This book was born from days no one photographs. From evenings that look quiet from the outside and are loud within. From moments when you realize you have long since been living on, even though you have not yet dared to let go of the old life. Volume 10 is not glossy. It is truth in motion. I write as a gay man about love because, for me, love was never only romance. Love was often survival. It was closeness that was missing although someone was there.
It was enduring habit until you realize that habit does not create warmth. And it was the painful lesson that you are not rescued when you keep abandoning yourself. This book was not written to expose anyone. It was written so I would not keep losing myself. Between these pages lies the hinterland: summers that press down, rooms that grow too small, a basement that becomes a symbol. But there is also the movement that saved me: paths through the forest, wind on my face, a million steps leading out of stillness.
While walking, thoughts became sentences. While writing, sentences became doors. And sometimes literature was the only way not to resemble the life that was trying to discourage me. Volume 10 also carries a second love, one greater than any pose: Massimo. Nineteen years of loyalty, humor, stubbornness, warmth. A dog who knew me without me having to explain myself. In times when people left, he stayed.
In times when I did not like myself, he stayed too. His farewell is a cut through time, and yet it is also proof that love was possible in this life, truly and without conditions. If this book has a quiet core at all, then it is there. For a long time, I believed strength meant enduring everything. Today I know: strength means refusing to chain yourself to a life that makes you small. Strength also means taking your own dreams seriously, even when others smile at them.
A journey around the world in a van. Horses. Books that keep growing, even when you yourself are unsteady. Volume 10 is the chronicle of an upheaval that does not arrive polished. It is the moment when a façade falls, and behind it, emptiness is not waiting, but something uncomfortable and honest: the beginning. When you read this book, read it slowly. Not because it is difficult to understand, but because there are places within it that do not only want to be read, but felt.

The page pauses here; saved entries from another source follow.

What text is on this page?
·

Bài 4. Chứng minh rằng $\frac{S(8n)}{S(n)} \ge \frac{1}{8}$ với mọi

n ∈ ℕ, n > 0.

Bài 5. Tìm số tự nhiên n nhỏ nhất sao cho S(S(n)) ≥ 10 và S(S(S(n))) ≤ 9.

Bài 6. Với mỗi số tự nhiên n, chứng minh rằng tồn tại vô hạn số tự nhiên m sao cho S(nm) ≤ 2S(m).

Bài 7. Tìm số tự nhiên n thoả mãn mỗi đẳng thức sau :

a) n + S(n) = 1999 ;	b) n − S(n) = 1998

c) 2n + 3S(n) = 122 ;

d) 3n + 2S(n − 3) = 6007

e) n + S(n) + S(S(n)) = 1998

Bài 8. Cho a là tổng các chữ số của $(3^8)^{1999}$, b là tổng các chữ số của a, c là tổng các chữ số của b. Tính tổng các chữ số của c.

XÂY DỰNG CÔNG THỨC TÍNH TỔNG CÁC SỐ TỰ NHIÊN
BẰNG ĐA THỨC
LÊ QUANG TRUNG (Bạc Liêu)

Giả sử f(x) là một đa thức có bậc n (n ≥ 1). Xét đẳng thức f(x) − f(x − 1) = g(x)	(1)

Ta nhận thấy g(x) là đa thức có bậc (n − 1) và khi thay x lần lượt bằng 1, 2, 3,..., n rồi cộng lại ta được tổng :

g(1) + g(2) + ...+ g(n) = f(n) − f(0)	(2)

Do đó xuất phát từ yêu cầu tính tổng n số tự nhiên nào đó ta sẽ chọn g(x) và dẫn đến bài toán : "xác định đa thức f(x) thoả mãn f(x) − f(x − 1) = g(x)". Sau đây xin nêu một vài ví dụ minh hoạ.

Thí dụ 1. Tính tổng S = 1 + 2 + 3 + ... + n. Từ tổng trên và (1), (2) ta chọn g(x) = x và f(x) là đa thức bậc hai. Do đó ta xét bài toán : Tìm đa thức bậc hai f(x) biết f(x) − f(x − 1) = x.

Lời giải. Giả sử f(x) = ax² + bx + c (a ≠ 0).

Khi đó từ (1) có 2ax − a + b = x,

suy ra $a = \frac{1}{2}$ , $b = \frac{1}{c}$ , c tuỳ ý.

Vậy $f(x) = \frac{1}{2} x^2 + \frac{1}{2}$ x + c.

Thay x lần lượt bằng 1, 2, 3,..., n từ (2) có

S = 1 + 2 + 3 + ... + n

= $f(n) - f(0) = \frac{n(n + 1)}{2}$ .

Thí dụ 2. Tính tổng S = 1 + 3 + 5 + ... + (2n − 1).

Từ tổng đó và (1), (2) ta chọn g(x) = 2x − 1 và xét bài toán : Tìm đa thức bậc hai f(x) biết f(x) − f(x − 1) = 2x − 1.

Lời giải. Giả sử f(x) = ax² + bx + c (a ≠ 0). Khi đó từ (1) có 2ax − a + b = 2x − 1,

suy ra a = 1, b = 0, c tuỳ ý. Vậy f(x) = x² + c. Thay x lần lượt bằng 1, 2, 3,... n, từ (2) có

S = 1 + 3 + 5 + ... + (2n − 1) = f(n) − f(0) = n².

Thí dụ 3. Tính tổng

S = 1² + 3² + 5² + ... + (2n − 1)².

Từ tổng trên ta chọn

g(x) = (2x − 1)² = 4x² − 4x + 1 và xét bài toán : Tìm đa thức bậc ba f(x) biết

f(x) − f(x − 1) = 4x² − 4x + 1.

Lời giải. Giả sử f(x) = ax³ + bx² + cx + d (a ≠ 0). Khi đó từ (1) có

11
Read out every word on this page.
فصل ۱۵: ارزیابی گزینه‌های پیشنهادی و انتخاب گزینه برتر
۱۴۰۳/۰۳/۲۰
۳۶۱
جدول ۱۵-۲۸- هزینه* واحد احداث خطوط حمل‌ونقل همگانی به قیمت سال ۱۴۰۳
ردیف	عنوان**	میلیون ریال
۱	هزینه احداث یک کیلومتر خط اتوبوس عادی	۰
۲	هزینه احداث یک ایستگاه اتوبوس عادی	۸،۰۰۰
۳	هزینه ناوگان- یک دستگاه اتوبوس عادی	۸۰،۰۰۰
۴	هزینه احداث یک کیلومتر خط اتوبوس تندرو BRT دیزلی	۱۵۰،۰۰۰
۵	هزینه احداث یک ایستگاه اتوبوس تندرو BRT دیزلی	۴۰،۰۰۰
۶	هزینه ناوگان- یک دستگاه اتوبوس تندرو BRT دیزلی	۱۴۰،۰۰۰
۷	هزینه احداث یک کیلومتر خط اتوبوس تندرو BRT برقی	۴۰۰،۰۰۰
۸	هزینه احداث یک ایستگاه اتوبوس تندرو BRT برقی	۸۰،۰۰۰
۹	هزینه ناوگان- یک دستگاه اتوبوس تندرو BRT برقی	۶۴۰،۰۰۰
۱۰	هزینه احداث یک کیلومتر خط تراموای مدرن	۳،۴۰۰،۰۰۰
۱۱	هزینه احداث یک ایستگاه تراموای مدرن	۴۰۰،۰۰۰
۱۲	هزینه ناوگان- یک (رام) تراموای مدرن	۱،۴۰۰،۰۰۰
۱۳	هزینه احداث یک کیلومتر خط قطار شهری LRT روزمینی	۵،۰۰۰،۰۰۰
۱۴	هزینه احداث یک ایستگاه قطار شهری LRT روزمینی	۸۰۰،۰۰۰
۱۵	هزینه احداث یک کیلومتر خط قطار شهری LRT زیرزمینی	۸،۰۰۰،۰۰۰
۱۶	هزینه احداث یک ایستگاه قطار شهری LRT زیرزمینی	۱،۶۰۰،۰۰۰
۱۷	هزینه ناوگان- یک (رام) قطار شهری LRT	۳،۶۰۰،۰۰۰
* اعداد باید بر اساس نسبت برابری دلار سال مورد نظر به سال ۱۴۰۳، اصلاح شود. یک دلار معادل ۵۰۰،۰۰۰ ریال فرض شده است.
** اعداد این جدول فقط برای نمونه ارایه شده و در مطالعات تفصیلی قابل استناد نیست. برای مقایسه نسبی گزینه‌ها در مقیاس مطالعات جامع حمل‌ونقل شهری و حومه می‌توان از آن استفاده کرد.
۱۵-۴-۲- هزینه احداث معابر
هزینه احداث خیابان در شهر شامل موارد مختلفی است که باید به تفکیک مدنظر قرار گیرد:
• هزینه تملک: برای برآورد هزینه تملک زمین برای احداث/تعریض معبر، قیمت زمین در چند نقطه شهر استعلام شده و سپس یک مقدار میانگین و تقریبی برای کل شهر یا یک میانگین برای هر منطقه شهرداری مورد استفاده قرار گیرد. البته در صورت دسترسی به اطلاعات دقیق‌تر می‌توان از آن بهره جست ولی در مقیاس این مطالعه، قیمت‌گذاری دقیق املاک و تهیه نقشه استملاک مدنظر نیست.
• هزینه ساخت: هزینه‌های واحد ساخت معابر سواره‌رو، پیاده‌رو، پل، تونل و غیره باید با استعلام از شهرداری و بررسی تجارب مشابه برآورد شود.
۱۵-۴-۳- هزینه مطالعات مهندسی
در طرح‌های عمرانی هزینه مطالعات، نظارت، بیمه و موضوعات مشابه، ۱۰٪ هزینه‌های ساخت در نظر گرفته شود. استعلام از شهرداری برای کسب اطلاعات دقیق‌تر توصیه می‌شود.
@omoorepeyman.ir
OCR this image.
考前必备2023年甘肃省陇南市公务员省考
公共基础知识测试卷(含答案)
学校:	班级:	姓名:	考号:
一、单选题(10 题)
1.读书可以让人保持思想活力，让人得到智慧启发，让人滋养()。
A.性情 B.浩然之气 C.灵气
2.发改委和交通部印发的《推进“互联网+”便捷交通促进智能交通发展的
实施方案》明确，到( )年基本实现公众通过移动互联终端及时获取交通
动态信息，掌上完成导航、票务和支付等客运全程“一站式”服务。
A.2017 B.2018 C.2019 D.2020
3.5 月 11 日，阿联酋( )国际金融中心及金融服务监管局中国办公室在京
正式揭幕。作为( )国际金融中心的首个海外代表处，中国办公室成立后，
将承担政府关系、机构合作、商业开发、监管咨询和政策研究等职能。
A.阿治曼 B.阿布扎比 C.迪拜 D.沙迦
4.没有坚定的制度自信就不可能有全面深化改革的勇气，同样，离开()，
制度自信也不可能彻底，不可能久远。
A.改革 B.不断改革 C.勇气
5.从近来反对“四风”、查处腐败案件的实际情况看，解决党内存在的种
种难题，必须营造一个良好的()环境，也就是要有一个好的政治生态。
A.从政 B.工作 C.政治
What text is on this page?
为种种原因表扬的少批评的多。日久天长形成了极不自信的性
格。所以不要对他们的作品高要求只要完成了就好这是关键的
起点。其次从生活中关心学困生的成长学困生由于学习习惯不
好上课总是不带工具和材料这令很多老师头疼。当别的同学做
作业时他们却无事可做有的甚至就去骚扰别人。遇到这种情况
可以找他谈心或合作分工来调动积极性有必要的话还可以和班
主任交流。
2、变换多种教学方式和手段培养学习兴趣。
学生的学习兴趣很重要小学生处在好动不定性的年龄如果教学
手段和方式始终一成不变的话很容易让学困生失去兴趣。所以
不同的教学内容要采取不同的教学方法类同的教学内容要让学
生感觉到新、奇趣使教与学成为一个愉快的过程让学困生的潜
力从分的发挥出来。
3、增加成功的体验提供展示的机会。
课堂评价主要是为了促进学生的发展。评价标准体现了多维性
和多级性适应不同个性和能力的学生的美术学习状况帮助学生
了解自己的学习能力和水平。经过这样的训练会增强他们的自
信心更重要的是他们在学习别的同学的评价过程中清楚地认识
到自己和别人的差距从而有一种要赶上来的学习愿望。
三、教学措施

Maybe you will recognize yourself in the way one calms oneself down in order not to break. Maybe you will recognize yourself in the longing for a place where you can breathe again. Maybe also in the realization that love does not automatically live where you stay. This Volume 10 is for everyone who has ever wondered whether they learned to feel love at all. For everyone who lost themselves out of habit.
For everyone lying awake at night, promising themselves they will get up again tomorrow. For everyone tired of merely functioning. And for Massimo, who taught me that loyalty does not have to be loud to change everything. I do not write this to please. I write it so that something true remains. Aiden.
This book was born from days no one photographs. From evenings that look quiet from the outside and are loud within. From moments when you realize you have long since been living on, even though you have not yet dared to let go of the old life. Volume 10 is not glossy. It is truth in motion. I write as a gay man about love because, for me, love was never only romance. Love was often survival. It was closeness that was missing although someone was there.
It was enduring habit until you realize that habit does not create warmth. And it was the painful lesson that you are not rescued when you keep abandoning yourself. This book was not written to expose anyone. It was written so I would not keep losing myself. Between these pages lies the hinterland: summers that press down, rooms that grow too small, a basement that becomes a symbol. But there is also the movement that saved me: paths through the forest, wind on my face, a million steps leading out of stillness.
While walking, thoughts became sentences. While writing, sentences became doors. And sometimes literature was the only way not to resemble the life that was trying to discourage me. Volume 10 also carries a second love, one greater than any pose: Massimo. Nineteen years of loyalty, humor, stubbornness, warmth. A dog who knew me without me having to explain myself. In times when people left, he stayed.
In times when I did not like myself, he stayed too. His farewell is a cut through time, and yet it is also proof that love was possible in this life, truly and without conditions. If this book has a quiet core at all, then it is there. For a long time, I believed strength meant enduring everything. Today I know: strength means refusing to chain yourself to a life that makes you small. Strength also means taking your own dreams seriously, even when others smile at them.
A journey around the world in a van. Horses. Books that keep growing, even when you yourself are unsteady. Volume 10 is the chronicle of an upheaval that does not arrive polished. It is the moment when a façade falls, and behind it, emptiness is not waiting, but something uncomfortable and honest: the beginning. When you read this book, read it slowly. Not because it is difficult to understand, but because there are places within it that do not only want to be read, but felt.
Maybe you will recognize yourself in the way one calms oneself down in order not to break. Maybe you will recognize yourself in the longing for a place where you can breathe again. Maybe also in the realization that love does not automatically live where you stay. This Volume 10 is for everyone who has ever wondered whether they learned to feel love at all. For everyone who lost themselves out of habit.
For everyone lying awake at night, promising themselves they will get up again tomorrow. For everyone tired of merely functioning. And for Massimo, who taught me that loyalty does not have to be loud to change everything. I do not write this to please. I write it so that something true remains. Aiden.